HINT: We will only use senators for this assignment, not representatives.
# Write your answer here
3. Use ggplot
to create a box plot or violin plot showing the average number of Tweets posted by gender. What does the visualization tell us? What advantage does a violin plot have over calculating averages (like we did in the previous question).
# Write your answer here
Written response here.
4. Use the Twitter API to retrieve the last 5 Tweets from the 10 oldest senators in our dataset. Then, compute the average number of favorites that those Tweets received by Senator. Finally, create a violin or box plot showing the average number of Senator-averaged favorites by political party.
NOTE: see the note in question number 2 about Twitter usernames that have been changed.
# Your answer here
5. The Twitter API uses different rate limits for different API endpoints. The easiest way to extract a large number of historical Tweets is to use previously collected unique Tweet IDs, which you may be able to find at various sources on the web. For this problem, download the full Tweet text associated with the Tweet IDs in senator_tweet_ids
(already loaded at the beginning of this markdown file), and compute the average number of favorites those Tweets received.

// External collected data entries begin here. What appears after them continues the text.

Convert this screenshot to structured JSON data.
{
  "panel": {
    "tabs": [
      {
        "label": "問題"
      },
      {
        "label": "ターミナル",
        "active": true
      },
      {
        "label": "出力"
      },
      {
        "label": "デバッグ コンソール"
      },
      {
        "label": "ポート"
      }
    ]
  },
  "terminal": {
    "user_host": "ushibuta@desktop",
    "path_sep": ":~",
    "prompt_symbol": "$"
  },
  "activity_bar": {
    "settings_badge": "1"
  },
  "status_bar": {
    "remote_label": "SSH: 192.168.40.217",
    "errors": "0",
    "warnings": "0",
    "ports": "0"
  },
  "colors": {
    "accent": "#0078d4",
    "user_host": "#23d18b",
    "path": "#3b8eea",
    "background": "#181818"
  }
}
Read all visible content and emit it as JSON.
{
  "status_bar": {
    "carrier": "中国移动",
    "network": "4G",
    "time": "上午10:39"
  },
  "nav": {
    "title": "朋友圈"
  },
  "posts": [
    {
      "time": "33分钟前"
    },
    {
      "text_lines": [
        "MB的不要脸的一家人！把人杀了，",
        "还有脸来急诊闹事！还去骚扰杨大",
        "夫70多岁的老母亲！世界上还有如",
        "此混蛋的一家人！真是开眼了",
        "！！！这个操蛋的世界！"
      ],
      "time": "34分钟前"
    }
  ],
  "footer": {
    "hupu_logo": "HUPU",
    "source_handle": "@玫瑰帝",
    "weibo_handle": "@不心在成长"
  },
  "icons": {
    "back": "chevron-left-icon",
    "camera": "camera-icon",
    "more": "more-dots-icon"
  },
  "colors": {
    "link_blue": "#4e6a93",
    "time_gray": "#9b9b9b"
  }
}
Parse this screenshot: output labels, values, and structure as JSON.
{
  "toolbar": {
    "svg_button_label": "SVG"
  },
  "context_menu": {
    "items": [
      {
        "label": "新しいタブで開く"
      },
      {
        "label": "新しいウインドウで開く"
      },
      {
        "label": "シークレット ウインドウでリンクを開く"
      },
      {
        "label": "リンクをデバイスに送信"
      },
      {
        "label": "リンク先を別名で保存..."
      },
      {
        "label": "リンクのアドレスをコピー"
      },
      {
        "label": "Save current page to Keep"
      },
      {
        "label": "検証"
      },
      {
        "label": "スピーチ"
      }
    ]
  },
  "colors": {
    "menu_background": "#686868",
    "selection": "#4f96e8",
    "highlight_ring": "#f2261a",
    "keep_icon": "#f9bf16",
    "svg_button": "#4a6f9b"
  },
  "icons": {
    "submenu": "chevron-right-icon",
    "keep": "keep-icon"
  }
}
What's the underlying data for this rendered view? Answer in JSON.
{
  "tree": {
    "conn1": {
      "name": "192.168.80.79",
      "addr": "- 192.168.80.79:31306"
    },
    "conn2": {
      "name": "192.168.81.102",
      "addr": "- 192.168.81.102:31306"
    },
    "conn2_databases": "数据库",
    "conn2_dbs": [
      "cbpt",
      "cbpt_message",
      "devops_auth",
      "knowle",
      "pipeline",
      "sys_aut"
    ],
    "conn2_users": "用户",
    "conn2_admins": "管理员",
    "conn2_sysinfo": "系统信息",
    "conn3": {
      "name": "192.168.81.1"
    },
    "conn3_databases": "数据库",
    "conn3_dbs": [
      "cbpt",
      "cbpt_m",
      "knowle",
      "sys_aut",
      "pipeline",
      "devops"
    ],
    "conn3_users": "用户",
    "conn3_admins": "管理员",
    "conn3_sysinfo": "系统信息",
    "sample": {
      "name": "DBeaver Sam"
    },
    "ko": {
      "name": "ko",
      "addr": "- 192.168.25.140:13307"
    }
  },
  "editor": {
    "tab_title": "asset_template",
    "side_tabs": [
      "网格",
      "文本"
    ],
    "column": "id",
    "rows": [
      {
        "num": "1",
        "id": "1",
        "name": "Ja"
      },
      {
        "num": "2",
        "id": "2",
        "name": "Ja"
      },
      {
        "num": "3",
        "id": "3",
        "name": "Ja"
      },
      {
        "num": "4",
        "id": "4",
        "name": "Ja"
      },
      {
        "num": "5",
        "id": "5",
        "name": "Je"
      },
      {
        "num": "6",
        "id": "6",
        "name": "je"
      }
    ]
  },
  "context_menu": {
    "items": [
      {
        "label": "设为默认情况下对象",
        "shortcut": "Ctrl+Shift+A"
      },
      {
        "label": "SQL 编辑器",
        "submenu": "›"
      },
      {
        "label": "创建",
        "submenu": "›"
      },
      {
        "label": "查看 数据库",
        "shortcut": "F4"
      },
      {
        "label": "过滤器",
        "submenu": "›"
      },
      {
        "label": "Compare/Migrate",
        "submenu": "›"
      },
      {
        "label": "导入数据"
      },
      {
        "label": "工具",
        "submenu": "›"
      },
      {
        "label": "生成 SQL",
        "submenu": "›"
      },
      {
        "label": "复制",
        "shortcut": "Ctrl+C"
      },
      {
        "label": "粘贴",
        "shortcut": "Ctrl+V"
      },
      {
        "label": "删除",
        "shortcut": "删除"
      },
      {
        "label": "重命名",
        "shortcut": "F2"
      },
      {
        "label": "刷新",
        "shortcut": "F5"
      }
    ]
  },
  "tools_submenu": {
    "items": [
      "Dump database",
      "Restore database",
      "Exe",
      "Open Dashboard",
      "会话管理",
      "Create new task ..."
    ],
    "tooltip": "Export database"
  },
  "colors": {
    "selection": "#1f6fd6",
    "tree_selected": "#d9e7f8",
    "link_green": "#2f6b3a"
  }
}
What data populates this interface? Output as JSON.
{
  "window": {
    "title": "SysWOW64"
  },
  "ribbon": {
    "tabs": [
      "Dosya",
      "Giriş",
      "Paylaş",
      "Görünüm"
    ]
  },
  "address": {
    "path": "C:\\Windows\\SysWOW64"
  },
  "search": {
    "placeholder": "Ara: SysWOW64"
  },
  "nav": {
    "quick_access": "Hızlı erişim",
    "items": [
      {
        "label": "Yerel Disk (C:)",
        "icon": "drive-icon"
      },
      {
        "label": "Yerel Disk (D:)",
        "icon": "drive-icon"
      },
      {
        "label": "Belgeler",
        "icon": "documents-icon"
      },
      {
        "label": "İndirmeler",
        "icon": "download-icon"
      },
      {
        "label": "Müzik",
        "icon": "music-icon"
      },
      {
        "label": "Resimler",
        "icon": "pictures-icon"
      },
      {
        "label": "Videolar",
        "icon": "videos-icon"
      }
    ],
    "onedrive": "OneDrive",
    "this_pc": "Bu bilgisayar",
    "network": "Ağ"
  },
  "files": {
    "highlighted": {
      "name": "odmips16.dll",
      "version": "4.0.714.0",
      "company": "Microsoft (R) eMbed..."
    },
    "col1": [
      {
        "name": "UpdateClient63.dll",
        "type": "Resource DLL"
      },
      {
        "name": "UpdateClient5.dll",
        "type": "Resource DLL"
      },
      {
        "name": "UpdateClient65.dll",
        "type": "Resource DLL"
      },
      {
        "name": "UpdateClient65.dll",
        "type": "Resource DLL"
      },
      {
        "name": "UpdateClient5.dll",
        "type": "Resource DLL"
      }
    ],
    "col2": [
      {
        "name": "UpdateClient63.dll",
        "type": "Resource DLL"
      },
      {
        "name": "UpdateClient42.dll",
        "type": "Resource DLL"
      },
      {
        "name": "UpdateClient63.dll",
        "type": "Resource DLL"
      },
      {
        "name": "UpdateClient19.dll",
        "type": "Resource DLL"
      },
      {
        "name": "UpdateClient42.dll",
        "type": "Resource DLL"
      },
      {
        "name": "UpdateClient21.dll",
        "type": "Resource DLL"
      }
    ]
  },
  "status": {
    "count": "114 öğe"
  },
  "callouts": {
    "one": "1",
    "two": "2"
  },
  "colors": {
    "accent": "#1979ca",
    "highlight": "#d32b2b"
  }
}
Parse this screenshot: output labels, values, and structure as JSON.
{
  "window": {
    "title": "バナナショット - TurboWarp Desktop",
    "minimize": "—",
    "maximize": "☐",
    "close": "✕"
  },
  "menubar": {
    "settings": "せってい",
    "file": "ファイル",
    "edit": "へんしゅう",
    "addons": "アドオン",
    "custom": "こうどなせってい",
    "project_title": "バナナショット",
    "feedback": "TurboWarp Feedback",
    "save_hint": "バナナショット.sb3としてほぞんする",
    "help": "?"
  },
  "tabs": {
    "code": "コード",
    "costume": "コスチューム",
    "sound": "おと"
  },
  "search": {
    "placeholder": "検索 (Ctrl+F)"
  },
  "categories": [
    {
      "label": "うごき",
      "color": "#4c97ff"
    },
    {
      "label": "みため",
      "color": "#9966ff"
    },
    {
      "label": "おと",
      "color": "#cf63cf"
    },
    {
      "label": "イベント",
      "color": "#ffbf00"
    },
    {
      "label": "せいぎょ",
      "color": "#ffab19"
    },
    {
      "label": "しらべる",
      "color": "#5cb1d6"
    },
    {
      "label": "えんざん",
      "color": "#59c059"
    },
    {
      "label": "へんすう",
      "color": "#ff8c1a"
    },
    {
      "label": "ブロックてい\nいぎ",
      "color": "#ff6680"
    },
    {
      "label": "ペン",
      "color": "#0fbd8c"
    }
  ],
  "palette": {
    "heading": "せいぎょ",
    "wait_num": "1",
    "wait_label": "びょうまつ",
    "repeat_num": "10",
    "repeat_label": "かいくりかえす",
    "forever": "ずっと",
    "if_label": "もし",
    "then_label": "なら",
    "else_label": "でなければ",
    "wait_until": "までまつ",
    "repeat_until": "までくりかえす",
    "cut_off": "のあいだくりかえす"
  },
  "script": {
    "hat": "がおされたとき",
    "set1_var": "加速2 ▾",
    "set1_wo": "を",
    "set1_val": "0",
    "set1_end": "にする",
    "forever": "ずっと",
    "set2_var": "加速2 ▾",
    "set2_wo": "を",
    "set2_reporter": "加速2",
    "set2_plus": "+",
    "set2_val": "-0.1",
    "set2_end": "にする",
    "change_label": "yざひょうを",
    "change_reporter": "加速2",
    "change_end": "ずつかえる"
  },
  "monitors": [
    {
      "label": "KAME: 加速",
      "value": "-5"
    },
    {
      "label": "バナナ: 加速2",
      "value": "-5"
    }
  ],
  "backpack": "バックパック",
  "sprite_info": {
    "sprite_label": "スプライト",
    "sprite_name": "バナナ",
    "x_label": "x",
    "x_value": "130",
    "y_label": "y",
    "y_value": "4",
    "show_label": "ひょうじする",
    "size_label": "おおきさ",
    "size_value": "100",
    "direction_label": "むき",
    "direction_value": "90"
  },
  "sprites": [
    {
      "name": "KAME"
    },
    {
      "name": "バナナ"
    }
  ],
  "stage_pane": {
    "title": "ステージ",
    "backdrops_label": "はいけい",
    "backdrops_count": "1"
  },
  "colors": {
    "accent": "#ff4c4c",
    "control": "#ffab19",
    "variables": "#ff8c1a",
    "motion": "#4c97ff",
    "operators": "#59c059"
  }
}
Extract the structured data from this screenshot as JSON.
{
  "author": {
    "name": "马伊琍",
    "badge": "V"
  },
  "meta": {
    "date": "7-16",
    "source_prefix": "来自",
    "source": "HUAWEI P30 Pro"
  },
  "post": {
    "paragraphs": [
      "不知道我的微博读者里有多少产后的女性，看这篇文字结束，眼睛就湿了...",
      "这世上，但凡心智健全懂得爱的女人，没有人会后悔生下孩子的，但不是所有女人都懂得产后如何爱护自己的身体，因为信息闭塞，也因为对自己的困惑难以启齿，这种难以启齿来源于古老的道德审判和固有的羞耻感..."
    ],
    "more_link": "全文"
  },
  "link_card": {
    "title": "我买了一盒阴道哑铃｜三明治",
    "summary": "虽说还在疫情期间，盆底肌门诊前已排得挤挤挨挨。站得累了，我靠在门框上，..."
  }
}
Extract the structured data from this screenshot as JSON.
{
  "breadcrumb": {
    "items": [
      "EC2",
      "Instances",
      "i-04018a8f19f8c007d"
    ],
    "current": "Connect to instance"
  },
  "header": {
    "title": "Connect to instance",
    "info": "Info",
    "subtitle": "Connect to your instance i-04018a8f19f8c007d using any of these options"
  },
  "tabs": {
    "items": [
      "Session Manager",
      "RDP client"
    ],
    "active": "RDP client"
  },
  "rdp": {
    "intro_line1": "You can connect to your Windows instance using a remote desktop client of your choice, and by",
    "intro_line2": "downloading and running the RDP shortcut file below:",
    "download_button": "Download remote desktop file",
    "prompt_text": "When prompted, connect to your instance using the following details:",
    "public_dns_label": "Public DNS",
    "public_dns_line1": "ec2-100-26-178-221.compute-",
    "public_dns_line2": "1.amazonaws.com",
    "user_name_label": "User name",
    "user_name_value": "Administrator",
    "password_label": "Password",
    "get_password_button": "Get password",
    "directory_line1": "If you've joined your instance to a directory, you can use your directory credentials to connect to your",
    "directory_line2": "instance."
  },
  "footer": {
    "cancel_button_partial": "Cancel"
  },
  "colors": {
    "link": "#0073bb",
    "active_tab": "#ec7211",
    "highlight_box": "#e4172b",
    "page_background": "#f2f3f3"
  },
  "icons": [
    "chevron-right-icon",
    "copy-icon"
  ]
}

NOTE: see the Lab Instructions page for more details on this dataset.
NOTE: these are NOT the same tweet ids as the tweets stored in senator_tweet_sample
, so you will need to collect them using the api directly. Look for a function that can download status informtion directly from status ids.
# Your answer here
6. Using the tweet data in senator_tweet_sample
, create a single grouped bar plot that allows us to compare both favorites and retweet counts by gender.
HINT: See the suggested readings on this assignment for more information about grouped bar charts.
HINT: You will want to average by bioguide_id first so that we have within-person averages, then average by gender. Otherwise the proportion of tweets from each person will make the result misleading.
# Write your answer here
7. Identify another API, whether it has an associated R package or not, and describe how you might use the data available from it in a social/data scientific research project, and more specifically in your final project.
Written answer here
8. Develop a hypothesis for one of the research questions you described in the previous weeks. You can choose a new topic if you are no longer interested in your old ones, but make sure you’ll be able to test the hypothesis using available data. For example, the hypothesis could be something like “H: when x does y, we see more z.” This hypothesis is testable if we have empirical data about x, y, and z. Think carefully about what you might and might not be able to measure.
# Your answer here